I didn't see Q&A on Monday night, but have been following the story about Mr Storrar, who argued that a tax change at the high end of the scale gives no benefit to people (like him, allegedly) with income at the bottom of the scale. Fair enough argument, one would have thought, but he did paint it in a very personal light.
I take it that Kelly O'Dwyer (who, in my opinion, used to come across as very hard nosed and an economic dry, but has softened somewhat since having a baby) didn't counter convincingly. Whereupon The Australian decided to follow up on Storrar's personal life not once, but two days running. Meanwhile, a unionist set up a donation site which has led to much money being promised to Storrar, most of it perhaps by people who may not have realised he didn't live with his daughters and (from today's Australian) has an adult son who is estranged from him, claims he led him into drug problems, and is annoyed at the positive image his father got from his TV appearance.
Even before this morning's story in The Australian, Sinclair Davidson at Catallaxy was angry at this guy's "sense of entitlement" and quoting passages from Atlas Shrugged(!) at him.
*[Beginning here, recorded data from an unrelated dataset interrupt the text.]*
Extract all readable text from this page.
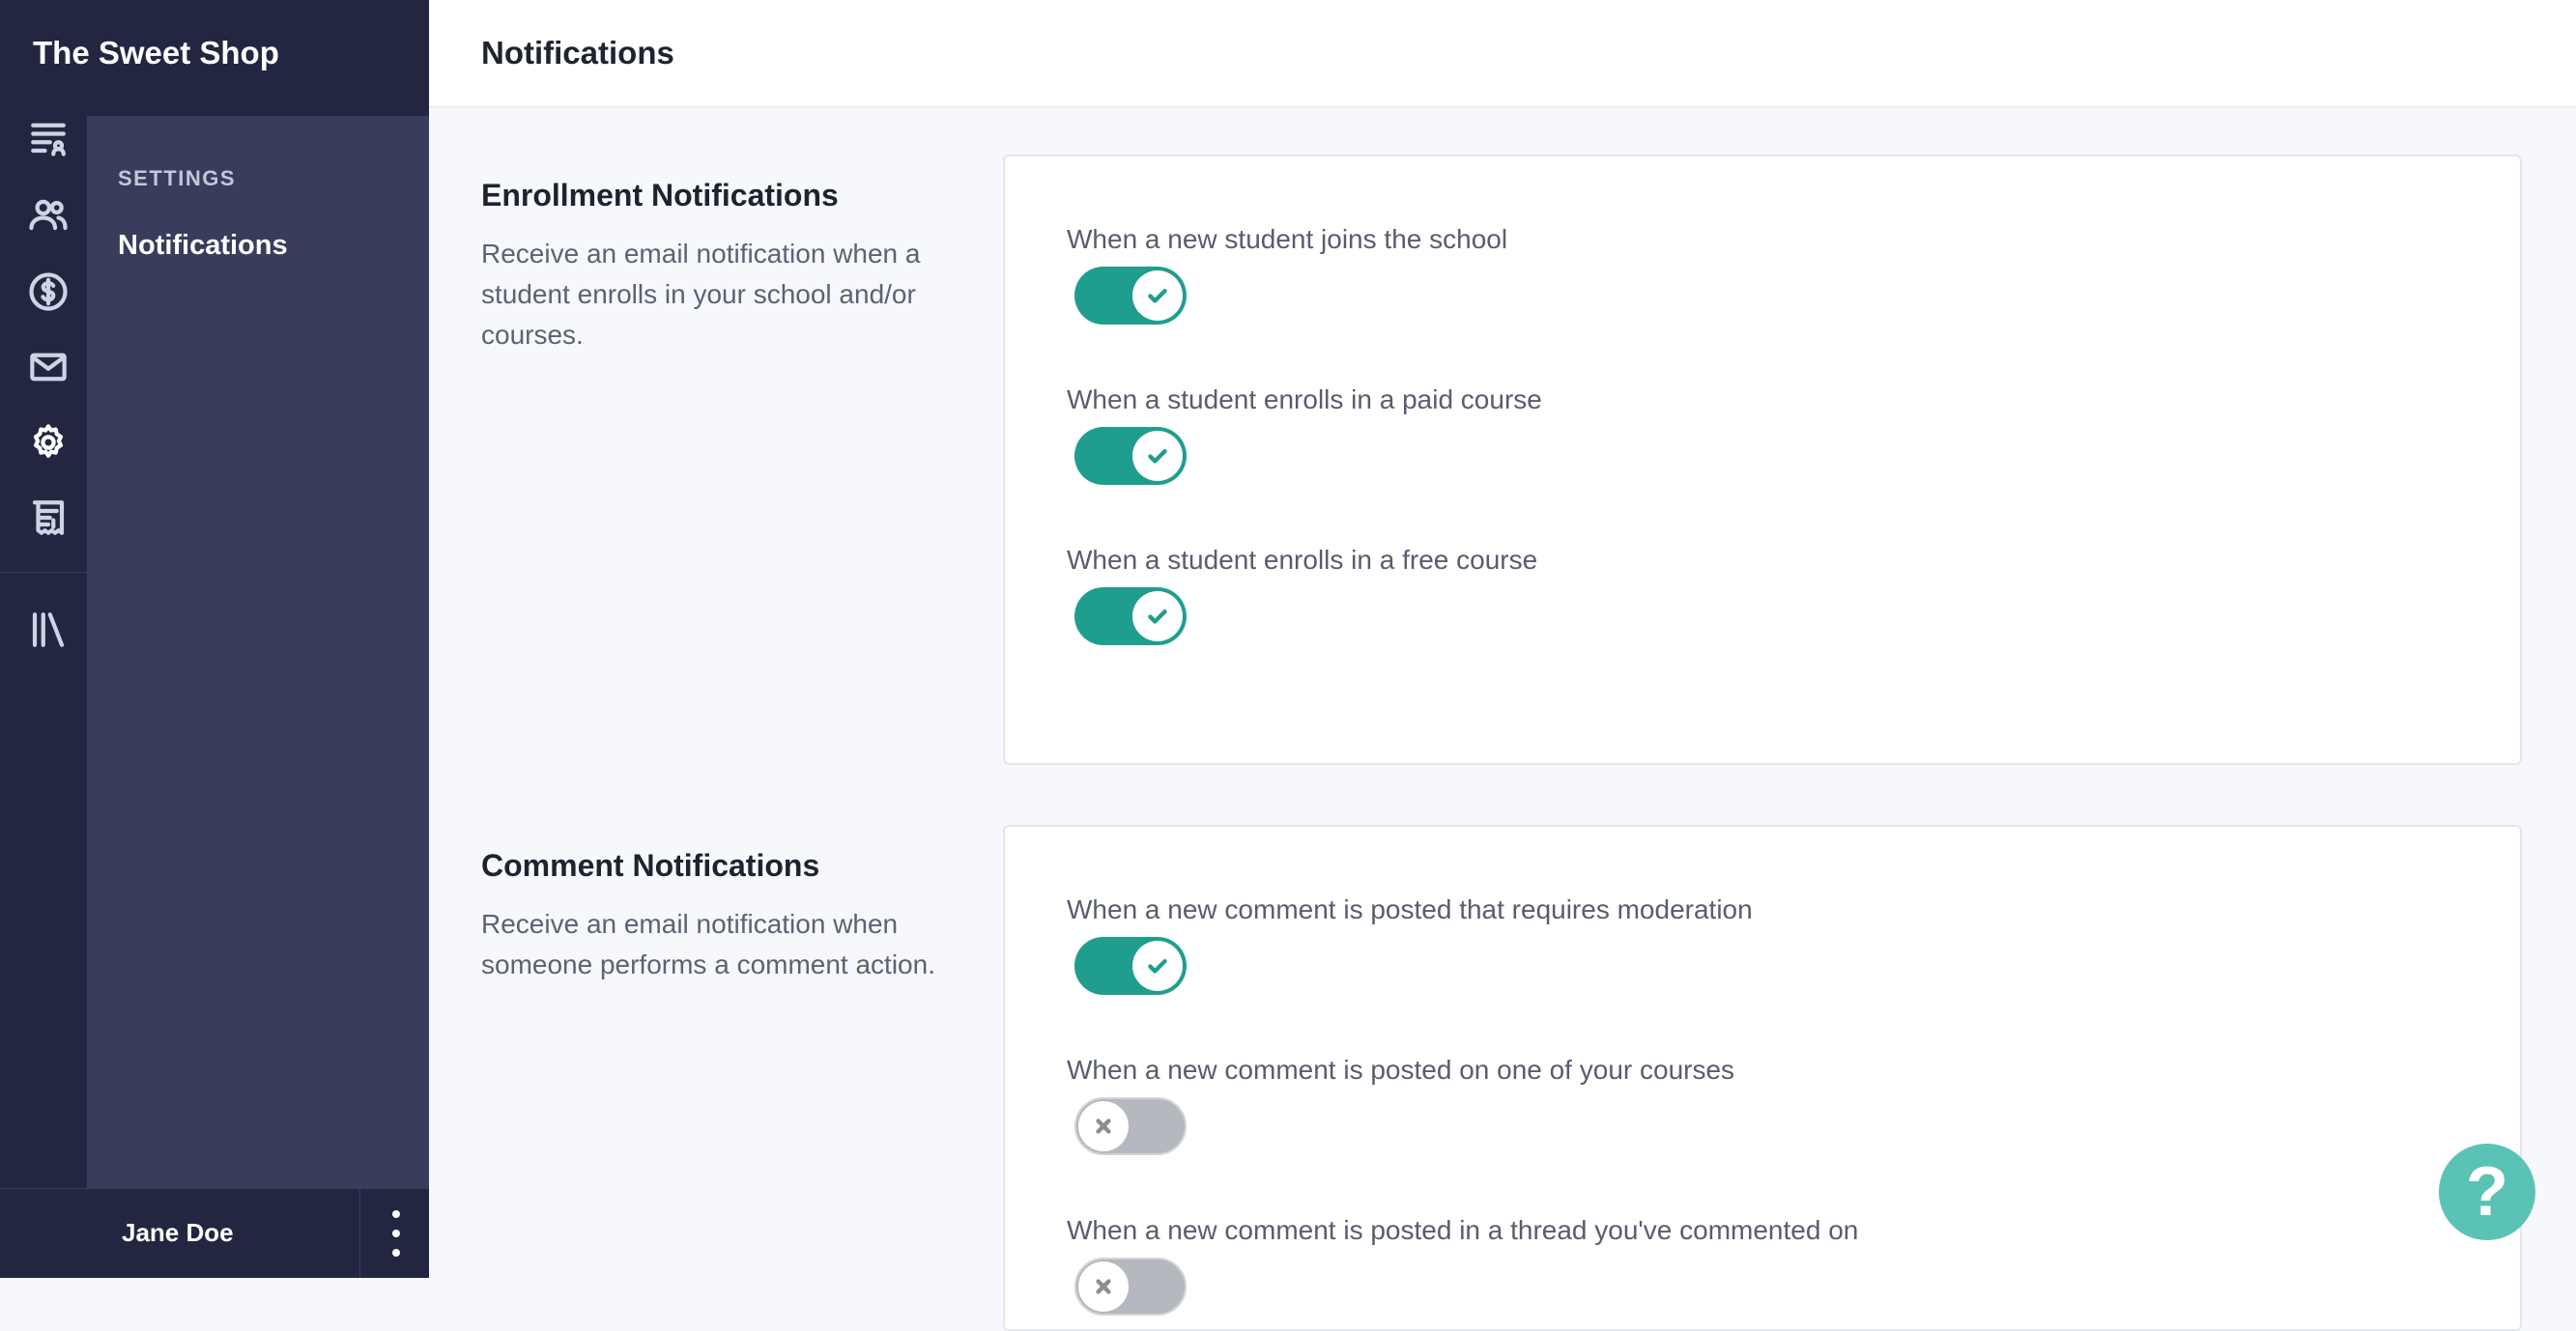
The Sweet Shop
SETTINGS
Notifications
Jane Doe
Notifications
Enrollment Notifications
Receive an email notification when a student enrolls in your school and/or courses.
When a new student joins the school
When a student enrolls in a paid course
When a student enrolls in a free course
Comment Notifications
Receive an email notification when someone performs a comment action.
When a new comment is posted that requires moderation
When a new comment is posted on one of your courses
When a new comment is posted in a thread you've commented on	?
In comments, he went as far as calling him a "parasite".
As far as I'm concerned, the whole incident demonstrates three things:
a. a certain gullibility on the Left to immediately accept appearances when it comes to "hard luck" stories;
b. the somewhat creepy way The Australian has sought to attack government critics personally, whether they be statutory appointments (Triggs) or mere audience members on an ABC show. Sure, they came up with the goods, so to speak, this time; and perhaps they would not have thought it worthwhile were it not for the donations being sought for him. But it still seems to me to have become an ugly, nasty paper, even with former editor Chris Mitchell leaving.
c. the nasty and poisonous taint of Randian name calling that is just under the surface of part of the Australian Right. That Sinclair Davidson, a man who seeks to be influential in Coalition policy, and is invited to talk at Liberal Party functions, should use "parasite" for someone who receives government benefits shows he has no idea how that language demeans himself in the eyes of the broader Australian public. The extreme and eccentric views of Ayn Rand have never caught on here like they have amongst a certain political corner of America, and in our more egalitarian society they are never likely to do so. As I have said before, the Liberals could only benefit by distancing themselves from the IPA, and him.*
So, I think both sides take some damage from this story, but only the Right ends up looking nasty.
* And why no ABC journalist ever questions him when he on TV or radio about statements he has made on his blog, but give him a clear run, is a bit of a puzzle. Perhaps they need me to supply links?